Scots shouldn't have to change what we do with our beef just to protect lovers of steak tartare
THERE is only one thing for it – bring back hanging, or at least stop Europe from banning it. There were fresh reports yesterday that the European Commission wants to drive through plans to restrict the hanging of Scotch beef that is then turned into mince.
This tale of Eurocrats challenging "our mince and tatties" goes back 18 years.
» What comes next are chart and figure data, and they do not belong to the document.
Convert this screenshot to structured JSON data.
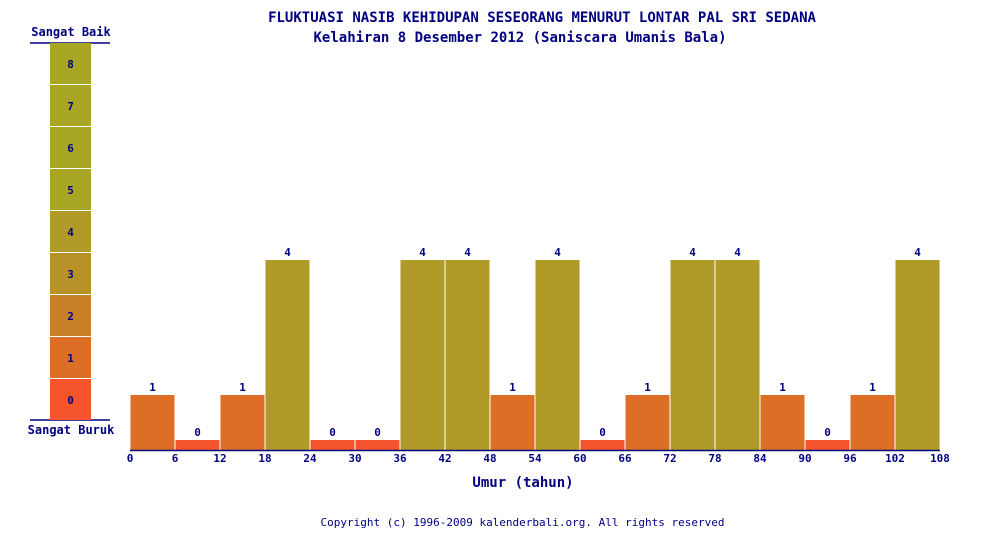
{
  "chart_data": {
    "type": "bar",
    "title": "FLUKTUASI NASIB KEHIDUPAN SESEORANG MENURUT LONTAR PAL SRI SEDANA",
    "subtitle": "Kelahiran 8 Desember 2012 (Saniscara Umanis Bala)",
    "xlabel": "Umur (tahun)",
    "x_ticks": [
      "0",
      "6",
      "12",
      "18",
      "24",
      "30",
      "36",
      "42",
      "48",
      "54",
      "60",
      "66",
      "72",
      "78",
      "84",
      "90",
      "96",
      "102",
      "108"
    ],
    "values": [
      1,
      0,
      1,
      4,
      0,
      0,
      4,
      4,
      1,
      4,
      0,
      1,
      4,
      4,
      1,
      0,
      1,
      4
    ],
    "ylim": [
      0,
      8
    ],
    "legend": {
      "top_label": "Sangat Baik",
      "bottom_label": "Sangat Buruk",
      "levels": [
        "0",
        "1",
        "2",
        "3",
        "4",
        "5",
        "6",
        "7",
        "8"
      ]
    },
    "level_colors": [
      "#F5542D",
      "#DC6E25",
      "#C88028",
      "#B89228",
      "#B09A28",
      "#A8A624",
      "#A8A624",
      "#A8A624",
      "#A8A624"
    ]
  },
  "footer": "Copyright (c) 1996-2009 kalenderbali.org. All rights reserved"
}
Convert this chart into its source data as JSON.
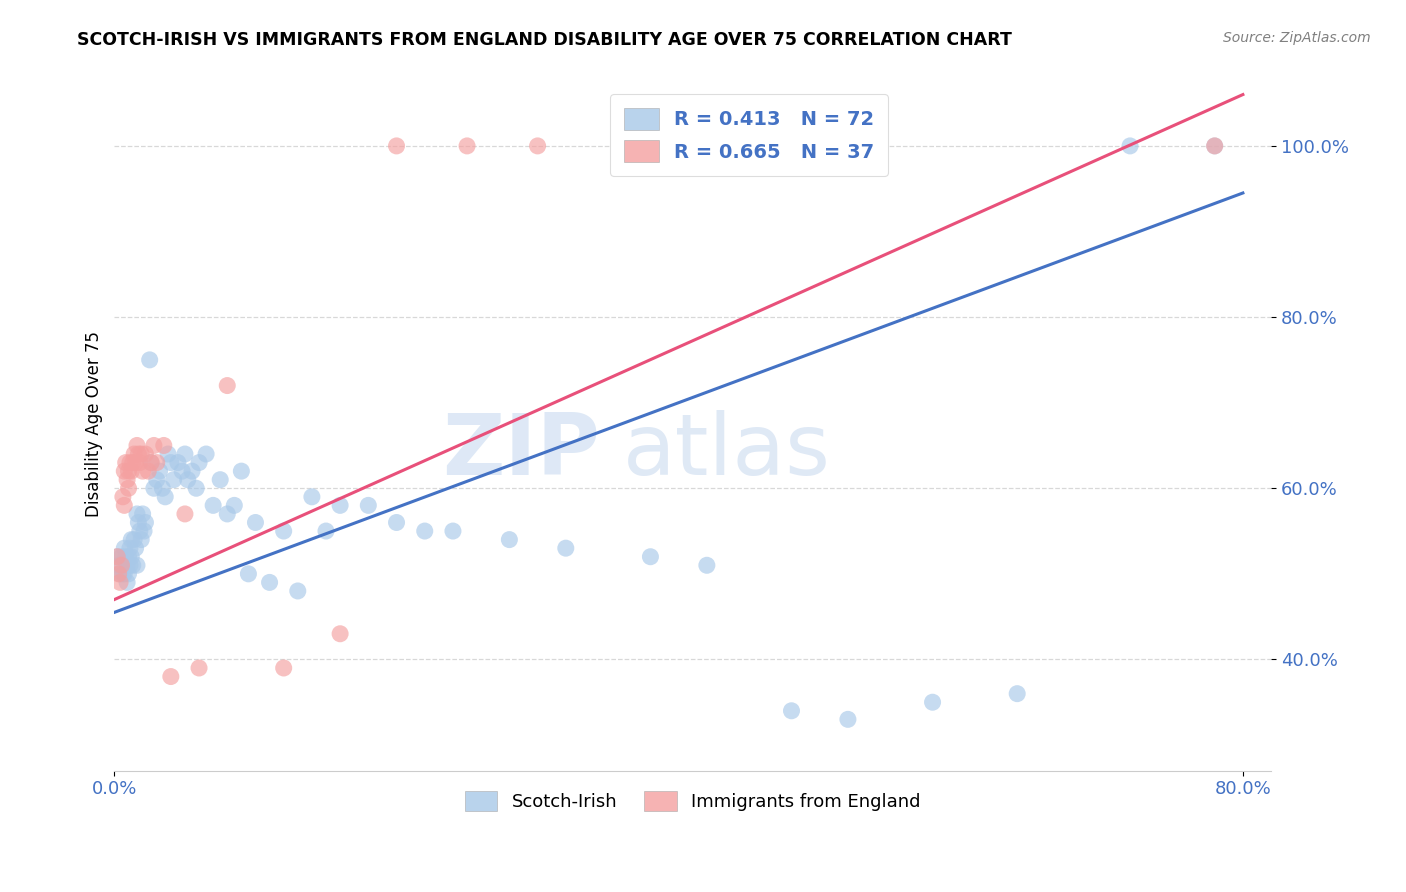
{
  "title": "SCOTCH-IRISH VS IMMIGRANTS FROM ENGLAND DISABILITY AGE OVER 75 CORRELATION CHART",
  "source": "Source: ZipAtlas.com",
  "ylabel": "Disability Age Over 75",
  "watermark_zip": "ZIP",
  "watermark_atlas": "atlas",
  "legend_blue_label": "R = 0.413   N = 72",
  "legend_pink_label": "R = 0.665   N = 37",
  "legend_blue_sublabel": "Scotch-Irish",
  "legend_pink_sublabel": "Immigrants from England",
  "blue_color": "#a8c8e8",
  "pink_color": "#f4a0a0",
  "blue_line_color": "#4472c4",
  "pink_line_color": "#e8507a",
  "xlim": [
    0.0,
    0.82
  ],
  "ylim": [
    0.27,
    1.08
  ],
  "blue_scatter_x": [
    0.002,
    0.003,
    0.004,
    0.005,
    0.006,
    0.007,
    0.007,
    0.008,
    0.009,
    0.009,
    0.01,
    0.01,
    0.011,
    0.011,
    0.012,
    0.012,
    0.013,
    0.014,
    0.015,
    0.016,
    0.016,
    0.017,
    0.018,
    0.019,
    0.02,
    0.021,
    0.022,
    0.025,
    0.026,
    0.028,
    0.03,
    0.032,
    0.034,
    0.036,
    0.038,
    0.04,
    0.042,
    0.045,
    0.048,
    0.05,
    0.052,
    0.055,
    0.058,
    0.06,
    0.065,
    0.07,
    0.075,
    0.08,
    0.085,
    0.09,
    0.095,
    0.1,
    0.11,
    0.12,
    0.13,
    0.14,
    0.15,
    0.16,
    0.18,
    0.2,
    0.22,
    0.24,
    0.28,
    0.32,
    0.38,
    0.42,
    0.48,
    0.52,
    0.58,
    0.64,
    0.72,
    0.78
  ],
  "blue_scatter_y": [
    0.52,
    0.51,
    0.5,
    0.52,
    0.5,
    0.53,
    0.5,
    0.52,
    0.51,
    0.49,
    0.52,
    0.5,
    0.53,
    0.51,
    0.54,
    0.52,
    0.51,
    0.54,
    0.53,
    0.51,
    0.57,
    0.56,
    0.55,
    0.54,
    0.57,
    0.55,
    0.56,
    0.75,
    0.63,
    0.6,
    0.61,
    0.62,
    0.6,
    0.59,
    0.64,
    0.63,
    0.61,
    0.63,
    0.62,
    0.64,
    0.61,
    0.62,
    0.6,
    0.63,
    0.64,
    0.58,
    0.61,
    0.57,
    0.58,
    0.62,
    0.5,
    0.56,
    0.49,
    0.55,
    0.48,
    0.59,
    0.55,
    0.58,
    0.58,
    0.56,
    0.55,
    0.55,
    0.54,
    0.53,
    0.52,
    0.51,
    0.34,
    0.33,
    0.35,
    0.36,
    1.0,
    1.0
  ],
  "pink_scatter_x": [
    0.002,
    0.003,
    0.004,
    0.005,
    0.006,
    0.007,
    0.007,
    0.008,
    0.009,
    0.01,
    0.01,
    0.011,
    0.012,
    0.013,
    0.014,
    0.015,
    0.016,
    0.017,
    0.018,
    0.019,
    0.02,
    0.022,
    0.024,
    0.026,
    0.028,
    0.03,
    0.035,
    0.04,
    0.05,
    0.06,
    0.08,
    0.12,
    0.16,
    0.2,
    0.25,
    0.3,
    0.78
  ],
  "pink_scatter_y": [
    0.52,
    0.5,
    0.49,
    0.51,
    0.59,
    0.58,
    0.62,
    0.63,
    0.61,
    0.6,
    0.62,
    0.63,
    0.62,
    0.63,
    0.64,
    0.63,
    0.65,
    0.64,
    0.63,
    0.64,
    0.62,
    0.64,
    0.62,
    0.63,
    0.65,
    0.63,
    0.65,
    0.38,
    0.57,
    0.39,
    0.72,
    0.39,
    0.43,
    1.0,
    1.0,
    1.0,
    1.0
  ],
  "blue_line_x": [
    0.0,
    0.8
  ],
  "blue_line_y": [
    0.455,
    0.945
  ],
  "pink_line_x": [
    0.0,
    0.8
  ],
  "pink_line_y": [
    0.47,
    1.06
  ],
  "yticks": [
    0.4,
    0.6,
    0.8,
    1.0
  ],
  "ytick_labels": [
    "40.0%",
    "60.0%",
    "80.0%",
    "100.0%"
  ],
  "xtick_positions": [
    0.0,
    0.8
  ],
  "xtick_labels": [
    "0.0%",
    "80.0%"
  ],
  "background_color": "#ffffff",
  "grid_color": "#d8d8d8"
}
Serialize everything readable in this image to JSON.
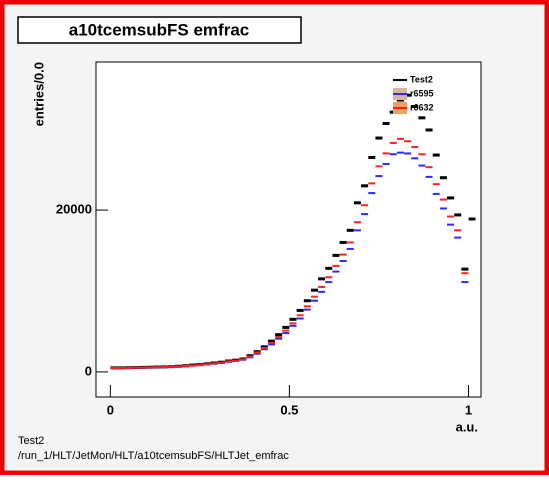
{
  "chart_data": {
    "type": "scatter",
    "title": "a10tcemsubFS emfrac",
    "x_label": "a.u.",
    "y_label": "entries/0.0",
    "footer": [
      "Test2",
      "/run_1/HLT/JetMon/HLT/a10tcemsubFS/HLTJet_emfrac"
    ],
    "x": [
      0.01,
      0.03,
      0.05,
      0.07,
      0.09,
      0.11,
      0.13,
      0.15,
      0.17,
      0.19,
      0.21,
      0.23,
      0.25,
      0.27,
      0.29,
      0.31,
      0.33,
      0.35,
      0.37,
      0.39,
      0.41,
      0.43,
      0.45,
      0.47,
      0.49,
      0.51,
      0.53,
      0.55,
      0.57,
      0.59,
      0.61,
      0.63,
      0.65,
      0.67,
      0.69,
      0.71,
      0.73,
      0.75,
      0.77,
      0.79,
      0.81,
      0.83,
      0.85,
      0.87,
      0.89,
      0.91,
      0.93,
      0.95,
      0.97,
      0.99,
      1.01
    ],
    "series": [
      {
        "name": "Test2",
        "color": "#000000",
        "values": [
          500,
          500,
          520,
          540,
          560,
          580,
          600,
          620,
          650,
          700,
          760,
          850,
          900,
          1000,
          1100,
          1200,
          1350,
          1450,
          1600,
          2000,
          2500,
          3100,
          3800,
          4600,
          5500,
          6500,
          7600,
          8800,
          10100,
          11500,
          12800,
          14400,
          16000,
          17500,
          20900,
          23000,
          26500,
          28900,
          30700,
          32100,
          33600,
          34200,
          32800,
          31400,
          29900,
          26800,
          24000,
          21500,
          19400,
          12700,
          18900
        ]
      },
      {
        "name": "r6595",
        "color": "#2b2bff",
        "fill": "#d8b890",
        "values": [
          470,
          480,
          490,
          510,
          530,
          550,
          570,
          590,
          620,
          660,
          720,
          780,
          840,
          920,
          1010,
          1100,
          1250,
          1350,
          1500,
          1800,
          2250,
          2800,
          3400,
          4100,
          4800,
          5700,
          6600,
          7700,
          8800,
          9900,
          11100,
          12400,
          13700,
          15200,
          17500,
          19500,
          22100,
          24200,
          25700,
          26900,
          27100,
          27000,
          26400,
          25500,
          24100,
          22000,
          20200,
          18200,
          16600,
          11100,
          null
        ]
      },
      {
        "name": "r6632",
        "color": "#ff2020",
        "fill": "#f0a060",
        "values": [
          480,
          490,
          500,
          520,
          540,
          560,
          580,
          600,
          640,
          680,
          740,
          800,
          860,
          950,
          1050,
          1150,
          1300,
          1400,
          1550,
          1900,
          2400,
          2950,
          3600,
          4300,
          5100,
          6000,
          7000,
          8100,
          9300,
          10500,
          11700,
          13100,
          14500,
          16000,
          18500,
          20600,
          23300,
          25400,
          27000,
          28300,
          28800,
          28500,
          27800,
          26900,
          25300,
          23200,
          21300,
          19200,
          17500,
          12200,
          null
        ]
      }
    ],
    "xlim": [
      -0.04,
      1.035
    ],
    "ylim": [
      -3100,
      38300
    ],
    "xticks": [
      0,
      0.5,
      1
    ],
    "yticks": [
      0,
      20000
    ]
  }
}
The issue was first raised in 1990, then shelved, then resurrected two years ago, and now it seems to have surfaced again with reports that Europe does really mean to push it through this time.
At this point, I should declare an interest, having spent at least some of the Easter weekend enjoying a home-made lasagne that I lovingly prepared around a pound of prime Scottish beef mince.
The meat came from a small herd of Black Galloway cattle in Dumfriesshire and, crucially, was hung to mature for three weeks by the producers, Busby Lamb, before being minced, packaged and sold on to me.
Reports yesterday warned that the European Commission wants to ban the sale of beef mince that has been hung for more than six days, apparently because of the danger of poisoning those who like steak tartare, which is basically raw mince with embellishments.
Back in 1990, when the idea was first mooted, I was backpacking with three friends round eastern Europe, watching the Communist Bloc disintegrate. Arriving ravenous in a small town on the shores of Lake Balaton in Hungary one warm summer evening, we had enough money for either a decent meal or a night's accommodation, but not both.
We had sleeping bags, the weather was good, so we went to a restaurant, peered at the strange words on the menu and ordered four steaks, confident we couldn't go wrong with that. I can still feel the utter disappointment as four plates of raw mince, each with an egg perched on top, arrived at our table. We picked and scratched at it and left hungry and determined never to order steak tartare again.
That we ended up sleeping on sun loungers in the grounds of what we thought was a hotel but turned out to be a mental institution, and were chased out the next morning by angry men in white coats and even angrier alsatians, only added to our feelings of injustice.
So while I admit I may not be entirely objective when it comes to steak tartare, I do believe that when faced with the choice of 1) banning the way meat is prepared in one country, or 2) issuing a warning to those who choose to eat it raw in another, Europe is wrong to have chosen the former.
Meat, particularly beef, is hung to improve both its texture and taste. Enzymes in the meat soften the muscle tissue, making it both tender and more flavoursome, but this takes time and it has to be done under refrigeration. Many butchers survive the pressure from the supermarkets simply because they still prepare their meat in a traditional way and refuse to slap it on the counter only days, or hours, after slaughter.
Just compare two similar cuts of meat, one from the cheap end of the supermarket range and one from a local high-street butcher, and taste the difference. I know the meat I ate at the weekend was hung for three weeks because I know the farmer, Alistair Busby, who is also the producer, packager and salesman.
Beef in Scotland is produced to be eaten after it is cooked, particularly mince. After three weeks of hanging, there may be bacteria in the meat, but this will be eradicated by the cooking process. Well-hung Scotch beef mince is not designed to be eaten raw.
I have no problem with people in eastern Europe who want to eat it raw, but we should not have to change the way we prepare meat just because of the way they want to eat it. It is a typically bureaucratic response from the EU. Rather than telling those who like steak tartare that they eat it at their own risk, we have to change our ways to fit in with them.
It hardly matters that this concept has been proposed, dropped, delayed, changed and proposed again – that says more about the commission than anything else. What matters is this: if all mince in Scotland is made from beef that has been aged for six days or less, it will be much the worse for it.
Yesterday's tabloid-driven furore over "meddling Eurocrats" may have been a classic example of ramping up a story for a quiet bank holiday, but at least it has drawn attention to the importance of maturing beef.
If it means just one consumer realises how good meat is that has been aged and tenderised, then maybe we can move a little way in persuading the supermarkets to stop stocking meat that has hardly had time to pause between slaughterhouse and shelf.
Greater disposable income and more environmental awareness have helped create a gap at the quality end of the food market. You only have to look at the way most supermarkets have introduced a range of products, particularly in meat, to see evidence of this, with quick, non-aged "value" cuts at one end, and mature, tender and often organic cuts at the other. This is a clear attempt to exploit the new shopping habits of well-off and more discerning customers.
However, if Scottish farmers are to succeed in this lucrative top end of the market, they need to be able to produce meat that is hung for the optimum amount of time to make it as tasty and tender as possible.
They will never do it if they are forced to conform to rules designed to suit consumers in an entirely different market.